Question

2.  As you have seen, different Cas proteins from different sources are being used in CRISPR-based applications.  

a) Briefly compare and contrast Cas9, Cas12, and Cas13.

b) What feature of Cas12 and Cas13, absent from Cas9, makes these proteins particularly suitable for biosensing applications?

c) In what ways was Cas9 modified to turn it into a base editor?

Answer 1

Cas 9- The first and best-characterized single-protein CRISPR effector is Cas9. It makes a blunt double-stranded DNA break, which can then be repaired by either non-homologous end joining or homologous recombination with a donor template DNA to create site-specific edits. Type II-A Cas9s generally have high genome editing efficiency, but off-target cleavage at unintended genome sites can be a disadvantage.
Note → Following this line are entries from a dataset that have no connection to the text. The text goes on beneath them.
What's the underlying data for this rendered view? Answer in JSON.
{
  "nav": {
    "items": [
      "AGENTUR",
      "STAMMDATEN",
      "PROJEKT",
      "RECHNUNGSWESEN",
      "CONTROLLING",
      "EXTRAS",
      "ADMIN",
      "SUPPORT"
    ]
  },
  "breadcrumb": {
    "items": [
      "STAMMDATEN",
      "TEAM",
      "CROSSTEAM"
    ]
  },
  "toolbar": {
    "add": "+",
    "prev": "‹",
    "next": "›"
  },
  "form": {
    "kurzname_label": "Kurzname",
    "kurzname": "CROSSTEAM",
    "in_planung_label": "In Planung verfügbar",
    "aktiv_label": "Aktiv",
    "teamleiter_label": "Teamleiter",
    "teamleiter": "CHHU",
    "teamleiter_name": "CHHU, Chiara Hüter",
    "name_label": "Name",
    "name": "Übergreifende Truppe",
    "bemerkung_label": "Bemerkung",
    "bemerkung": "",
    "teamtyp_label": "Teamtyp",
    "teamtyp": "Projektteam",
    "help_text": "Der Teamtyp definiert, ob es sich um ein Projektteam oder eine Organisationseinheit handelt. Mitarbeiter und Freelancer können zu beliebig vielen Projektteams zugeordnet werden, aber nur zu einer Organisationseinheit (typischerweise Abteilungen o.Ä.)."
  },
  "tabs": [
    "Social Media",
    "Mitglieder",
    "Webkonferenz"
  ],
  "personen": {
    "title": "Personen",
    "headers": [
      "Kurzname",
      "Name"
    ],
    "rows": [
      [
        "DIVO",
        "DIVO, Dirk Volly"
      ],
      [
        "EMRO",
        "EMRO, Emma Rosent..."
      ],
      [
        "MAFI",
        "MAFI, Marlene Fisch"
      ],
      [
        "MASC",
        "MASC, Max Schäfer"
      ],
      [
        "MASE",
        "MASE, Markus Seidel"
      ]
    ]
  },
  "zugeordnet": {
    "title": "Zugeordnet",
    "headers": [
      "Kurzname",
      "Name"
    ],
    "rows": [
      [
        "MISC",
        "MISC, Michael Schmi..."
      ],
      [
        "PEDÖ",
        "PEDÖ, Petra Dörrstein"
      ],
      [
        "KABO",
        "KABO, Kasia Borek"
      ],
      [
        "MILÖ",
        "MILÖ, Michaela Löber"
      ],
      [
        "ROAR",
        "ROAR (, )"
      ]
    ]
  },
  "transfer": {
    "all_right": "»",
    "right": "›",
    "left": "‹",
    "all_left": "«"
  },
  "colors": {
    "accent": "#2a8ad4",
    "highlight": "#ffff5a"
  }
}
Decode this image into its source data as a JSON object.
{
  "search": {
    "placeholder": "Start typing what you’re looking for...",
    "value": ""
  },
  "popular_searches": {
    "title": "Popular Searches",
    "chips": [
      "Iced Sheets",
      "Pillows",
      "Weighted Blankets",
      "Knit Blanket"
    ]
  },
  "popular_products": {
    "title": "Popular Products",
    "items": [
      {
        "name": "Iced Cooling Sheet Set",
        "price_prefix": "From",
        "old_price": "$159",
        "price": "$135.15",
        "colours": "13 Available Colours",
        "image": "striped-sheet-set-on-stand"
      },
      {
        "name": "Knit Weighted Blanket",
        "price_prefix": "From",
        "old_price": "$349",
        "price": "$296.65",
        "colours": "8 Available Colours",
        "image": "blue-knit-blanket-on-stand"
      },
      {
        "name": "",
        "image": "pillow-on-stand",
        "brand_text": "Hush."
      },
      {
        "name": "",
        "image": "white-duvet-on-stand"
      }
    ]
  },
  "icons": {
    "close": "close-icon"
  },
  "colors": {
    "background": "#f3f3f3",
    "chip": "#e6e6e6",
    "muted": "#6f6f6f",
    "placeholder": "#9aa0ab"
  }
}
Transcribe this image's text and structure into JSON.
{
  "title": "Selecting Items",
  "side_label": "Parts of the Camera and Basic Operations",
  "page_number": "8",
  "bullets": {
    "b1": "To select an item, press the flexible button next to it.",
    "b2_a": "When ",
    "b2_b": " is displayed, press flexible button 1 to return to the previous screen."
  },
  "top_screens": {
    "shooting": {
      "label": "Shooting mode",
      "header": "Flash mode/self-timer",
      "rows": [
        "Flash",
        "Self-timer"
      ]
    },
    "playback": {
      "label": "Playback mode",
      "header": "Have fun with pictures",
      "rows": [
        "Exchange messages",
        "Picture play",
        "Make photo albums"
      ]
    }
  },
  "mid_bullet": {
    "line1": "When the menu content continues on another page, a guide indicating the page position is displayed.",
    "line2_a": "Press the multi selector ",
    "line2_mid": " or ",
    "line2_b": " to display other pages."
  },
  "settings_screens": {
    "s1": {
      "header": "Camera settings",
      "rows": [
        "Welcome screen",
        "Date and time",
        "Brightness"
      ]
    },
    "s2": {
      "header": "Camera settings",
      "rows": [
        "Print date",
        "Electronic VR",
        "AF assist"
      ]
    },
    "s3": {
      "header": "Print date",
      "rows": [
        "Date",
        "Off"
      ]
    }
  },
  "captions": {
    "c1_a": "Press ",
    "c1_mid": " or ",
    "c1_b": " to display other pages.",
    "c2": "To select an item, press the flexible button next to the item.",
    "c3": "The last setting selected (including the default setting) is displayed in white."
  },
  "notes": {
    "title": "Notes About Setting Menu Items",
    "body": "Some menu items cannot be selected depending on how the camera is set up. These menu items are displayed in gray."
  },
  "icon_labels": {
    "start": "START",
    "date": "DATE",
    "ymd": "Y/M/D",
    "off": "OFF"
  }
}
Cas 12- Cas12 is a compact and efficient enzyme that creates staggered cuts in dsDNA. Cas12 processes its own guide RNAs, leading to increased multiplexing ability. Cas12 has also been engineered as a platform for epigenome editing, and it was recently discovered that Cas12a can indiscriminately cut single-stranded DNA once activated by a target DNA molecule matching its spacer sequence. This property makes Cas12a a powerful tool for detecting tiny amounts of target DNA in a mixture.

Cas 13- Cas13 is an outlier in the CRISPR world because it targets RNA, not DNA. Once it is activated by a ssRNA sequence bearing complementarity to its crRNA spacer, it unleashes a nonspecific RNase activity and destroys all nearby RNA regardless of their sequence. This property has been harnessed in vitro for precision diagnostics. These systems can also be used for efficient, multiplexable, and specific RNA knockdown or RNA sequence editing in mammalian cells. This makes Cas13 a potentially significant therapeutic for influencing gene expression without altering genome sequence.

b. The main requirements for biosensor applications are the identification of a target molecule, availability of a suitable biological recognition element, and the potential for disposable portable detection systems to be preferred to sensitive laboratory-based. Both Cas 12 and Cas 13 has RNAse activity which is missing in case 9 and probably this can be used for targeting certain areas.

c. Base editing is a newer genome editing approach that uses components from CRISPR systems together with other enzymes to directly install point mutations into cellular DNA or RNA without making double-stranded DNA breaks.

In RNA guided catalytically deficient Cas9 nuclease fused with a deaminase, specifically deaminates the target base. The modified base is read by DNA polymerases on the template DNA strand and the desired base pair change is introduced in the genome.